Dungeons and Dragons is one of those games you can't cleanly explain to someone; they have to play it a couple of times to understand what it is. Cucumba hit quite a few nails in the head, as he should have, being a DM for as many years as he has been.
Most people are used to having "role-playing" experience as described in "role-playing games" restricted to dialogue trees and wandering through linear forests with pre-generated AI controlled enemies and being forced to adhere to a strict ruleset which allows you to either hit something, cast something, or use a skill as described in the game's manual. Real table-top role-playing, the original role-playing experience, is a much, much more complex and rich experience than this. Dungeons and dragons is that experience.
Say you come up to a pool of water in a dungeon somewhere. If you're me you walk the hell around it because you've had a DM that has scared you crapless by water in all forms. If you aren't, and you have to go through it to get across, you'll probably end up going in at some point. In a computer game your options are generally restricted to walking through anything they place on the ground. If it's a linear RPG that requires you to do something with the water than it wont even let you just walk into the water if you want to, it will stop you and make some kind of comment about how the water is special leaving you to attempt some action there (Final Fantasy style linear). In the computer game perhaps you walk in and 5 skeletons pop out of the ground for you to fight. You fight, you move on to the next puddle where you expect more skeletons. Table top RPGs are not like this.
In a table top RPG the best the DM will do without you asking anything is tell you that there is water in front of you in the cave. Maybe he'll tell you it looks or smells as stagnant as the air. Maybe he'll describe it in vivid detail to you. It's up to you what you want to do from there. If you're in a hurry you could just tell you "I wade through it quicklky and get to the other side" and perhaps you get part way in and something with razor sharp nails grabs your leg and pulls you down while a mace flies out of the water towards your forhead. If you're more cautious perhaps you take a closer look into the water and the DM tells you that you can see a glint of light off of something metal at the bottom. Perhaps on longer inspection he would tell you that you can see a bony fist clutching an iron dagger whose arm leads directly into the ground, or maybe you can see the glowing holes of two hollowed out eye sockets partially buried into the dirt.

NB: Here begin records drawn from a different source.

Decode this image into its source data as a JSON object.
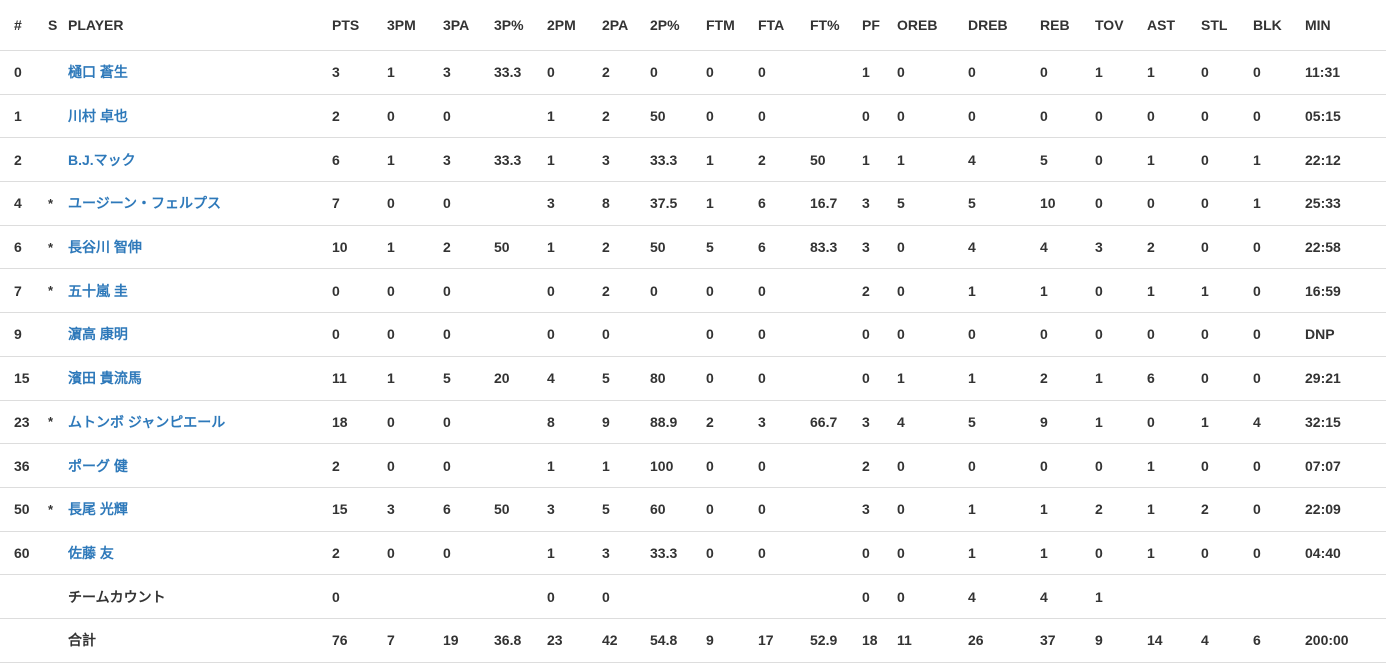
{
  "table": {
    "columns": [
      {
        "key": "num",
        "label": "#"
      },
      {
        "key": "s",
        "label": "S"
      },
      {
        "key": "player",
        "label": "PLAYER"
      },
      {
        "key": "pts",
        "label": "PTS"
      },
      {
        "key": "3pm",
        "label": "3PM"
      },
      {
        "key": "3pa",
        "label": "3PA"
      },
      {
        "key": "3ppct",
        "label": "3P%"
      },
      {
        "key": "2pm",
        "label": "2PM"
      },
      {
        "key": "2pa",
        "label": "2PA"
      },
      {
        "key": "2ppct",
        "label": "2P%"
      },
      {
        "key": "ftm",
        "label": "FTM"
      },
      {
        "key": "fta",
        "label": "FTA"
      },
      {
        "key": "ftpct",
        "label": "FT%"
      },
      {
        "key": "pf",
        "label": "PF"
      },
      {
        "key": "oreb",
        "label": "OREB"
      },
      {
        "key": "dreb",
        "label": "DREB"
      },
      {
        "key": "reb",
        "label": "REB"
      },
      {
        "key": "tov",
        "label": "TOV"
      },
      {
        "key": "ast",
        "label": "AST"
      },
      {
        "key": "stl",
        "label": "STL"
      },
      {
        "key": "blk",
        "label": "BLK"
      },
      {
        "key": "min",
        "label": "MIN"
      }
    ],
    "rows": [
      {
        "num": "0",
        "starter": "",
        "player": "樋口 蒼生",
        "link": true,
        "stats": [
          "3",
          "1",
          "3",
          "33.3",
          "0",
          "2",
          "0",
          "0",
          "0",
          "",
          "1",
          "0",
          "0",
          "0",
          "1",
          "1",
          "0",
          "0",
          "11:31"
        ]
      },
      {
        "num": "1",
        "starter": "",
        "player": "川村 卓也",
        "link": true,
        "stats": [
          "2",
          "0",
          "0",
          "",
          "1",
          "2",
          "50",
          "0",
          "0",
          "",
          "0",
          "0",
          "0",
          "0",
          "0",
          "0",
          "0",
          "0",
          "05:15"
        ]
      },
      {
        "num": "2",
        "starter": "",
        "player": "B.J.マック",
        "link": true,
        "stats": [
          "6",
          "1",
          "3",
          "33.3",
          "1",
          "3",
          "33.3",
          "1",
          "2",
          "50",
          "1",
          "1",
          "4",
          "5",
          "0",
          "1",
          "0",
          "1",
          "22:12"
        ]
      },
      {
        "num": "4",
        "starter": "*",
        "player": "ユージーン・フェルプス",
        "link": true,
        "stats": [
          "7",
          "0",
          "0",
          "",
          "3",
          "8",
          "37.5",
          "1",
          "6",
          "16.7",
          "3",
          "5",
          "5",
          "10",
          "0",
          "0",
          "0",
          "1",
          "25:33"
        ]
      },
      {
        "num": "6",
        "starter": "*",
        "player": "長谷川 智伸",
        "link": true,
        "stats": [
          "10",
          "1",
          "2",
          "50",
          "1",
          "2",
          "50",
          "5",
          "6",
          "83.3",
          "3",
          "0",
          "4",
          "4",
          "3",
          "2",
          "0",
          "0",
          "22:58"
        ]
      },
      {
        "num": "7",
        "starter": "*",
        "player": "五十嵐 圭",
        "link": true,
        "stats": [
          "0",
          "0",
          "0",
          "",
          "0",
          "2",
          "0",
          "0",
          "0",
          "",
          "2",
          "0",
          "1",
          "1",
          "0",
          "1",
          "1",
          "0",
          "16:59"
        ]
      },
      {
        "num": "9",
        "starter": "",
        "player": "濵高 康明",
        "link": true,
        "stats": [
          "0",
          "0",
          "0",
          "",
          "0",
          "0",
          "",
          "0",
          "0",
          "",
          "0",
          "0",
          "0",
          "0",
          "0",
          "0",
          "0",
          "0",
          "DNP"
        ]
      },
      {
        "num": "15",
        "starter": "",
        "player": "濱田 貴流馬",
        "link": true,
        "stats": [
          "11",
          "1",
          "5",
          "20",
          "4",
          "5",
          "80",
          "0",
          "0",
          "",
          "0",
          "1",
          "1",
          "2",
          "1",
          "6",
          "0",
          "0",
          "29:21"
        ]
      },
      {
        "num": "23",
        "starter": "*",
        "player": "ムトンボ ジャンピエール",
        "link": true,
        "stats": [
          "18",
          "0",
          "0",
          "",
          "8",
          "9",
          "88.9",
          "2",
          "3",
          "66.7",
          "3",
          "4",
          "5",
          "9",
          "1",
          "0",
          "1",
          "4",
          "32:15"
        ]
      },
      {
        "num": "36",
        "starter": "",
        "player": "ポーグ 健",
        "link": true,
        "stats": [
          "2",
          "0",
          "0",
          "",
          "1",
          "1",
          "100",
          "0",
          "0",
          "",
          "2",
          "0",
          "0",
          "0",
          "0",
          "1",
          "0",
          "0",
          "07:07"
        ]
      },
      {
        "num": "50",
        "starter": "*",
        "player": "長尾 光輝",
        "link": true,
        "stats": [
          "15",
          "3",
          "6",
          "50",
          "3",
          "5",
          "60",
          "0",
          "0",
          "",
          "3",
          "0",
          "1",
          "1",
          "2",
          "1",
          "2",
          "0",
          "22:09"
        ]
      },
      {
        "num": "60",
        "starter": "",
        "player": "佐藤 友",
        "link": true,
        "stats": [
          "2",
          "0",
          "0",
          "",
          "1",
          "3",
          "33.3",
          "0",
          "0",
          "",
          "0",
          "0",
          "1",
          "1",
          "0",
          "1",
          "0",
          "0",
          "04:40"
        ]
      },
      {
        "num": "",
        "starter": "",
        "player": "チームカウント",
        "link": false,
        "stats": [
          "0",
          "",
          "",
          "",
          "0",
          "0",
          "",
          "",
          "",
          "",
          "0",
          "0",
          "4",
          "4",
          "1",
          "",
          "",
          "",
          ""
        ]
      },
      {
        "num": "",
        "starter": "",
        "player": "合計",
        "link": false,
        "stats": [
          "76",
          "7",
          "19",
          "36.8",
          "23",
          "42",
          "54.8",
          "9",
          "17",
          "52.9",
          "18",
          "11",
          "26",
          "37",
          "9",
          "14",
          "4",
          "6",
          "200:00"
        ]
      }
    ]
  },
  "colors": {
    "link_blue": "#2e79ba",
    "text": "#333333",
    "row_border": "#dddddd",
    "background": "#ffffff"
  }
}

Let's assume you didn't look closely enough and you didn't see the glowing eyes or the arm going directly into the ground. At this point you have options. Maybe you fire an arrow into the water and attempt to stir up anything that might be laying in wait for you underneath. Maybe you lean over carefully, take a mace, and gently swash around the water with it to see whether or something in there is waiting to grab you. Maybe after a couple of seconds of swashing around the water a big boney hand comes up and grabs your mace, pulling it into the water. If you fail a dexterity check maybe you can pulled in too and lose your mace. If you win maybe you pull back and break off a skeleton's arm, fist still firmly wrapped around the handle of your mace. Perhaps you struggle and begin to drowned, but your violent splashing alerts your team mates to come to your aid, but all they can see is limps flailing around violently. They have to try and pull you out because, unlike computer generated RPGs, the people trying to save you have to act as their role, which means they have no knowledge of what is attacking you, or how to hit it. It doesn't just light up with a red enemy circle when you look at it either.
And don't think those are your only options either. Maybe you want to try a running leap over the water, or you don't want to take any chances so you'd rather just send a lightning bolt into the water and fry anything that might be waiting for you. Or maybe you even want to put your head *into* the water to look for treasure or take the weapon from that skeletal hand, you masochistic, twisted ******* you. Or maybe, you've had a bad experience and expect a troll to lay in wait, so you pour the oil out of one of your lamps into the water and light it on fire with a flint. The skeleton jumps up and writhes in the fire for a while, then you smash it. You're feeling pretty good about yourself until the DM reminds you that you're in a cave and the oxygen is leaving almost as fast as the smoke is coming. Good job, ace.
In D&D you have real options, not just options that the game was written to understand, like walking and hitting things, or casting fireballs onto a random spot on the ground with a set area of affect and damage rate predetermined by the rule-set without fail. D&D is about the experience of putting yourself in the role and the setting of an individual of your creation in a magical world where you can ask questions and participate in a meaningful way. That scenario I just listed above might have taken you ten seconds in a computer RPG or a Final Fantasy game. Enemies spawn, you go into combat mode, and all that matters is that you kill them and collect experience. Well the experience in D&D is the event itself, and you could easiliy blow 10 or 15 minutes searching through the water or struggling with an enemy that caught you off gaurd in something as encumbering as water. When you gain a level, you should feel like you've actually had an experience and learned something more than about how many hit points a skeleton has.
In other words: DON'T CONFUSE D&D WITH FINAL FANTASY. DON'T CONFUSE D&D WITH BULDER'S GATE, and for God's sake, don't confuse it with everquest.